L’une des pièces maîtresses de l’exposition : une vingtaine de clichés de François Kollar. « Tous les archétypes se retrouvent dans ce reportage photographique effectué entre 1931 et 1934 : La France au travail. C’est une collection sur plaque de verre qui reprend, entre autres, les thèmes de l’exposition “Perrette et le tracteur” : le couple, les femmes à la gerbe, les travaux des champs, l’homme robuste, le symbole de la famille intergénérationnelle. » Ces clichés sont le résultat d’une enquête sur la France moderne qui travaille alors que le pays subit de plein fouet la crise de 1929. En clair, tous les clichés du monde paysan chers à Jean-François Millet seront largement copiés par les peintres publicitaires du début du XX e siècle, afin d’accompagner l’image que le grand public attend. Ce seront ainsi le village au loin et le clocher au coucher du soleil durant la moisson, l’homme en bras de chemise poussant la charrue. Avec toujours la place de chacun bien attribuée. La femme nourrissant les bêtes et l’homme au champ, à l’extérieur de la ferme labourant et les enfants toujours associés à de jeunes animaux marqueurs d’insouciance. On retrouve également la femme à la gerbe, symbole d’abondance et de richesse. Un thème repris par les dessinateurs de l’Académie. C’est le mythe de Cérès (la gerbe et la faucille, la reprise du thème des Glaneuses de Millet).

Avec la première guerre mondiale, le pouvoir de l’affiche publicitaire a deux buts dont l’un sera fortement utilisé à des fins de propagande. L’un a pour objectif de susciter l’indignation de la population et l’autre de soutien à l’effort de guerre grâce aux emprunts. Ainsi, après la distraction, les messages idylliques des fermiers amoureux, c’est le mythe du soldat laboureur. Le paysan va arroser la terre de son sang. Le monde rural va partager la terre en l’honneur de la patrie. On utilise aussi le paysan comme mythe national qui remonte jusqu’au Gaulois. Durant la seconde guerre mondiale, Pétain jouera du mythe du monde rural. D’origine paysanne, il va reprendre tout le discours autour du soldat laboureur pour mobiliser les jeunes et marteler le discours du paysan père nourricier de la France et défenseur de la Patrie.

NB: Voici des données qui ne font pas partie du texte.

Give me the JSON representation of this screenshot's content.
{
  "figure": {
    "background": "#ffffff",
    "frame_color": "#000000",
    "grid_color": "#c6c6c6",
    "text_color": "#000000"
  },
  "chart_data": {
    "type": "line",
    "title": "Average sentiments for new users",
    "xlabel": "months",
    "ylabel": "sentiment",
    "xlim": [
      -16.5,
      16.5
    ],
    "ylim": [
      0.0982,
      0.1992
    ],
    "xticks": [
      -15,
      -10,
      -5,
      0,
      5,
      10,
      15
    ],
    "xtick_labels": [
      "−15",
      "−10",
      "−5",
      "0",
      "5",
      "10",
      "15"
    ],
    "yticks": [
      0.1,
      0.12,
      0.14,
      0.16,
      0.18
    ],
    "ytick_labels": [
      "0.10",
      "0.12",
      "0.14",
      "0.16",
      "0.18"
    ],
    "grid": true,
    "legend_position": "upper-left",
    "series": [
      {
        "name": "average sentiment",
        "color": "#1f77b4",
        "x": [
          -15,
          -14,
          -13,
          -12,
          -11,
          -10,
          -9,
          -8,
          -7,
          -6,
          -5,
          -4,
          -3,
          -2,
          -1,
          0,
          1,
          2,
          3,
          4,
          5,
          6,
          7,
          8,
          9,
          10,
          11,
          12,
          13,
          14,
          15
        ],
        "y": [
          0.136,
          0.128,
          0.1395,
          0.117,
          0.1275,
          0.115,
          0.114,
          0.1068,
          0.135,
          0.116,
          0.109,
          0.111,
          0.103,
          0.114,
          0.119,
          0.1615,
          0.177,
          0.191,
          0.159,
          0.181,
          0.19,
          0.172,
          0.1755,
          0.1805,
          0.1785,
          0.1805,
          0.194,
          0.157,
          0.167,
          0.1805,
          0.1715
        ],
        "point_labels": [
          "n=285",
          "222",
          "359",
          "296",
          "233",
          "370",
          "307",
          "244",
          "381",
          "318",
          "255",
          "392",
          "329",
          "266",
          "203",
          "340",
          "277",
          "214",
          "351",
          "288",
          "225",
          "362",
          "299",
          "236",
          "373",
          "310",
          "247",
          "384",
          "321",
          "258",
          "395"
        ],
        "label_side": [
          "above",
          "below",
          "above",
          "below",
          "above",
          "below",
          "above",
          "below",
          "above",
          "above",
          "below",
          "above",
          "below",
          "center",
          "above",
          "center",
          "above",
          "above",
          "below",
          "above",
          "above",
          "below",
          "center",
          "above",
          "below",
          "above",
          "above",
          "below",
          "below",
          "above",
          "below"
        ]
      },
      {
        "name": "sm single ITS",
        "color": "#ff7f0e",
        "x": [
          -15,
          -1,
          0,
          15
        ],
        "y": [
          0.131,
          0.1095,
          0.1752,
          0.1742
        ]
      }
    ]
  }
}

Le monde paysan, vu de façon pédagogique

Autre pierre angulaire de l’exposition : les tableaux pédagogiques. Après la seconde guerre mondiale, André Cassignol, instituteur, décide de s’atteler à la difficile tâche de fixer la mémoire et d’aiguiser le sens de l’observation des enfants. Il compose avec plusieurs illustrateurs de livres pour enfants et crée sa propre maison d’édition pour imprimer sur carton de grandes images qui seront utilisées jusque dans les années 80. Accrochés au mur des salles de classes, ces tableaux étaient ainsi commentés par les élèves pour apprendre les choses de la vie courante. « Ce sont des visions traditionnelles de la France, le travail des champs étant évoqué au centre du panneau,explique Béatrice Corney. Ces images abordent aussi les aspects plus contemporains sur les différentes machines agricoles et leurs aspects techniques. »

En franchissant le seuil de la troisième salle, c’est avant tout l’image rutilante et colorée du tracteur Renault qui nous assaille. Affiche à la gloire de l’usine Renault fleuron de l’industrie automobile française. « Ce sont les premiers à mettre au point la fabrication de tracteur français. C’est d’ailleurs clairement exprimé sur l’affiche, décrypte Béatrice Corney. Ici, la représentation du paysan change, il devient technicien. La machine prend alors le pas sur l’homme. Et les publicités destinées essentiellement aux paysans sont totalement différentes de celles utilisées pour séduire le grand public. »

Petit à petit, l’économie et l’industrie s’immiscent dans le répertoire agricole traditionnel, longtemps véhiculé dans l’imaginaire collectif. Dès les années 50, l’agriculture est devenue un enjeu économique. Le paysan doit produire toujours plus et mieux, les affiches publicitaires se mettent à vanter les mérites de la machine agricole, des engrais naturels puis chimiques, la phosphorine (complément alimentaire commercialisé dès la fin du XIX e) et farines animales. Au début, la publicité jouera sur les bienfaits de ces innovations dans la vie des paysans puis, elles feront la part belle aux produits agricoles plutôt qu’à l’agriculteur ou les résultats sur le champ de céréales, la vigne… Parfois, une pin-up viendra encore attirer les regards (voir l’affiche Rivierre Casalis page précédente) pour donner un peu de couleur et mettre en avant la machine. Mais peu à peu, les informations sur la performance des produits et les techniques utilisées feront ainsi disparaître des murs les images d’un monde agricole idéalisé. Pour autant l’image du bonheur ne disparaît pas, bien au contraire. « Ici, la machine est reléguée dans le lointain. Au premier plan, on retrouve le bonheur et la prospérité grâce à cette nouvelle machine agricole. Le couple franchit une barrière symbole d’une vie nouvelle. » Plus loin, la machine agricole est volontairement en gros plan et le paysan est vu de dos non sali par la terre, montrant l’évolution sociale réalisée. Pour terminer cette section destinée à la machine agricole, Claudine Chevrel présente un petit journal illustré, sorte de Paris Match de l’époque qui recensait des dessins réalisés d’après des faits divers (accidents liés à l’utilisation malencontreuse de machines agricoles) pour présenter ce qui était réel dans les fermes, contraire à tout ce que présente l’exposition jusqu’ici, c’est-à-dire un monde rural totalement idyllique.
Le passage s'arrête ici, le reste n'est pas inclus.